7      Judgment of 13 November 2003, Lindman (C‑42/02, EU:C:2003:613).

8      See judgment of 23 September 2003, Commission v United Kingdom (C‑30/01, EU:C:2003:489, paragraph 59).

9      Judgment of 13 June 2017, The Gibraltar Betting and Gaming Association (C‑591/15, EU:C:2017:449, paragraphs 30 and 39).

10      Judgment of 4 September 2014, Zeman (C‑543/12, EU:C:2014:2143, paragraphs 43 and 47).

11      My italics.

12      My italics.

13      See, inter alia, judgment of 19 July 2012, Parliament v Council (C‑130/10, EU:C:2012:472, paragraphs 42 to 45).
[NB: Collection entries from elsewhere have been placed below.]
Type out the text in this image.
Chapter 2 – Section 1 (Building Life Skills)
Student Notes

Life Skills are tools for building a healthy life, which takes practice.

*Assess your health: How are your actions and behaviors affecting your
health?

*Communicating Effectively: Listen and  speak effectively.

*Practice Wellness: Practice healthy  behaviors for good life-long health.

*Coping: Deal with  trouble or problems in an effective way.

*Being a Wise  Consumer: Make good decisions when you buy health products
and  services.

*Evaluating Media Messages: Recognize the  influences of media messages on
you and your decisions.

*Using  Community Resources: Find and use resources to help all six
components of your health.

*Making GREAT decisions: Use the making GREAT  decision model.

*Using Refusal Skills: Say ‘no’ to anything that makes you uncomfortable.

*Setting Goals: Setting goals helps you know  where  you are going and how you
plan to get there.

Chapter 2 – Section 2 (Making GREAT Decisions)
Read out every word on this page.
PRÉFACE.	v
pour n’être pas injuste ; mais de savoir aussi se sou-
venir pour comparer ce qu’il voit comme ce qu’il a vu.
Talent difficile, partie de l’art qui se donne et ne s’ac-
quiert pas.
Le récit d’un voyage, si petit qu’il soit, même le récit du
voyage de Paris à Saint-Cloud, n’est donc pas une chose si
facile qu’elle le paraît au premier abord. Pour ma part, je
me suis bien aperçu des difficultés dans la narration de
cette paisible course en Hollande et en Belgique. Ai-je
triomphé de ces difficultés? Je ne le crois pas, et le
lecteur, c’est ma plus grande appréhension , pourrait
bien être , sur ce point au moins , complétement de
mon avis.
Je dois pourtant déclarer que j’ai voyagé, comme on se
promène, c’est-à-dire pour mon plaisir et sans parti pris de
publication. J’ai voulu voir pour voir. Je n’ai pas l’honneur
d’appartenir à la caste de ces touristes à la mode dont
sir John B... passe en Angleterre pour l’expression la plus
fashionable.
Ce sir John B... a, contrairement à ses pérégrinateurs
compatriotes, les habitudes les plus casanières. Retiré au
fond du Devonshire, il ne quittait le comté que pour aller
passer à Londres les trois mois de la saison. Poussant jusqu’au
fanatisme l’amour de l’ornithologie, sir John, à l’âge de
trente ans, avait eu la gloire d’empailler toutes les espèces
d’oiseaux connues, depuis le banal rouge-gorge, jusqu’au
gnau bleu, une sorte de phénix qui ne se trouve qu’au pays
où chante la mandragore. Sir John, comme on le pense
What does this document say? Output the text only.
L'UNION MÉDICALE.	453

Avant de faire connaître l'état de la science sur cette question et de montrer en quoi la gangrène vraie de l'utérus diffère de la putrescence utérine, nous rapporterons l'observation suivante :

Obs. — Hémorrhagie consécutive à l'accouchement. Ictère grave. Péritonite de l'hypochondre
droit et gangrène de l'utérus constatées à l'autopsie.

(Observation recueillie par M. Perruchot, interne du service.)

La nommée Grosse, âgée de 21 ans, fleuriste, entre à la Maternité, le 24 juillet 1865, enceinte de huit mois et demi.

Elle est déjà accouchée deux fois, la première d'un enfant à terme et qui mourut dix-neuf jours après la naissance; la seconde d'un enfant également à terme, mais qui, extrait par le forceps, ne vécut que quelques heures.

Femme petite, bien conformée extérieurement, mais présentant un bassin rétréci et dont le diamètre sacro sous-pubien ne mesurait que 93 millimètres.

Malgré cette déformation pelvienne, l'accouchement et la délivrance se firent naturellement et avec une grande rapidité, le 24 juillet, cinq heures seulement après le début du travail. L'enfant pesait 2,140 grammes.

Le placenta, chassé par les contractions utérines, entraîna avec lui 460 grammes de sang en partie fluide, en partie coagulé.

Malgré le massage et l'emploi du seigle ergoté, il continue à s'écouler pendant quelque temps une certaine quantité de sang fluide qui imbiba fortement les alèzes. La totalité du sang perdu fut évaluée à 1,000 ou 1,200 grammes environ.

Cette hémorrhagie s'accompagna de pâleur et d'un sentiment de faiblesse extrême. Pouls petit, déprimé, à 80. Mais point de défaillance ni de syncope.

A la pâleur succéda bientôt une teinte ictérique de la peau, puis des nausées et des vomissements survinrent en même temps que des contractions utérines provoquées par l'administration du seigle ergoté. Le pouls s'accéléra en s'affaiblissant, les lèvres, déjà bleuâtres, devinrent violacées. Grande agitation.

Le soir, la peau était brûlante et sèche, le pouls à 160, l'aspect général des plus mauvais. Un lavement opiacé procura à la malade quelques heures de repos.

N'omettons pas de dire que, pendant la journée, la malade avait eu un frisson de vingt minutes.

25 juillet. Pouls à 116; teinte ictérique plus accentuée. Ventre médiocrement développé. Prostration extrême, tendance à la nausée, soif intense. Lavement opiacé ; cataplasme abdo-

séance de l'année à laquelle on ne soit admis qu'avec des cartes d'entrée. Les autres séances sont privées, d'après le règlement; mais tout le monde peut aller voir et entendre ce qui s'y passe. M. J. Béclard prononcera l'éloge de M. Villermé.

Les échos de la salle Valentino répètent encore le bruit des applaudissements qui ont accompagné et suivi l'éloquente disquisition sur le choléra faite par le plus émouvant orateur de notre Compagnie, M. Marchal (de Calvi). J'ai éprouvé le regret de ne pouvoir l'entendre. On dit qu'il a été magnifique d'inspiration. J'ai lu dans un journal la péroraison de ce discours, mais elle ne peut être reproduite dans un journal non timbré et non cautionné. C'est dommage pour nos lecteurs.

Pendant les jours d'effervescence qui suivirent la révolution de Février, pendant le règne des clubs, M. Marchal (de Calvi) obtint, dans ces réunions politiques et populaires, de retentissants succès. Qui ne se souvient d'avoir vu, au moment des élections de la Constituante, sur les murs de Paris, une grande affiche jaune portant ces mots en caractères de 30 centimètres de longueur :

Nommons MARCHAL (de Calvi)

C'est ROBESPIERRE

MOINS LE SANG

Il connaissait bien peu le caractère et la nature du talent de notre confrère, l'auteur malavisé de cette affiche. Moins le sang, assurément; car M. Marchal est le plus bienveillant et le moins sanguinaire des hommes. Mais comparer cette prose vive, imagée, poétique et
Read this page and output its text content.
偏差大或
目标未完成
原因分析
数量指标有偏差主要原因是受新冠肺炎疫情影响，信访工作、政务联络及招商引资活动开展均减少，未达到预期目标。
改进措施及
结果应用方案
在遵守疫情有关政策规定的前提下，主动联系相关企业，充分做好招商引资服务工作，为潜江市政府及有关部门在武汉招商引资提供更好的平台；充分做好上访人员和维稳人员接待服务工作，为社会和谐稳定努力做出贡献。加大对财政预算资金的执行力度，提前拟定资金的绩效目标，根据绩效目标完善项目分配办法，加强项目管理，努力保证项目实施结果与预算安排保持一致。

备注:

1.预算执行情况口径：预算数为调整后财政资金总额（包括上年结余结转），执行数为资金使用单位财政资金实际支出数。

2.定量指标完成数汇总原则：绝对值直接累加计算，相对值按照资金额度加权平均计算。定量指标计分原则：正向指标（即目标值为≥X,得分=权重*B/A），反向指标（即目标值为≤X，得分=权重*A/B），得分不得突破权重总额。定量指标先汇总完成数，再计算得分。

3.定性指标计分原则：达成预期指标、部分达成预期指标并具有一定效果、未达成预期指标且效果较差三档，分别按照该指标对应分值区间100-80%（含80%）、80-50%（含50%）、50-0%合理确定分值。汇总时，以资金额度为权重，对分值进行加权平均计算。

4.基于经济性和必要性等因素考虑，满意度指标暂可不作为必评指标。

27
14      See, for example, with regard to the relationship between the free movement of goods and the freedom to provide services, judgments of 2 December 2010, Ker-Optika (C‑108/09, EU:C:2010:725, paragraph 43), and of 16 December 2010, Josemans (C‑137/09, EU:C:2010:774, paragraph 50). See also, in the same vein, with regard to the relationship between the freedom of establishment and the freedom to provide services, inter alia, judgment of 26 May 2016, NN (L) International (C‑48/15, EU:C:2016:356, paragraph 36 and the case-law cited).

15      See, inter alia, judgment of 29 March 2007, Aktiebolaget NN (C‑111/05, EU:C:2007:195, paragraphs 27 and 28 and the case-law cited).

16      See, to that effect, judgment of 4 September 2014, Zeman (C‑543/12, EU:C:2014:2143, paragraph 51).

17      Judgment of 21 July 2005, Commission v United Kingdom (C‑349/03, EU:C:2005:488, paragraph 51).

18      OJ 1992 L 76, p. 1.

19      Judgment of 21 July 2005, Commission v United Kingdom (C‑349/03, EU:C:2005:488, paragraphs 52 and 53).

20      Judgment of 23 September 2003, Commission v United Kingdom (C‑30/01, EU:C:2003:489, paragraph 59).

21      For the record, and in so far as is relevant, while the Minister for Justice considers that it would be impossible to split the provisions of Directive 91/477 without calling into question the coherence of that act as a whole and that a partial transposition of the act would not therefore be practicable, the applicants in the main proceedings take the view that, in order to make the pass operational, it would be possible to transpose Article 1(1) and (4), Articles 2, 4a, 5, and 12 and Annexes I and II of Directive 91/477 autonomously.

22      See, inter alia, judgment of 15 February 2017, British Film Institute (C‑592/15, EU:C:2017:117, paragraph 13 and the case-law cited).

23      Moreover, the information to be entered on the pass is set out in Annex II and a uniform specimen pass is annexed to the Commission Recommendation of 25 February 1993 on the European firearms pass (OJ 1993 L 93, p. 39).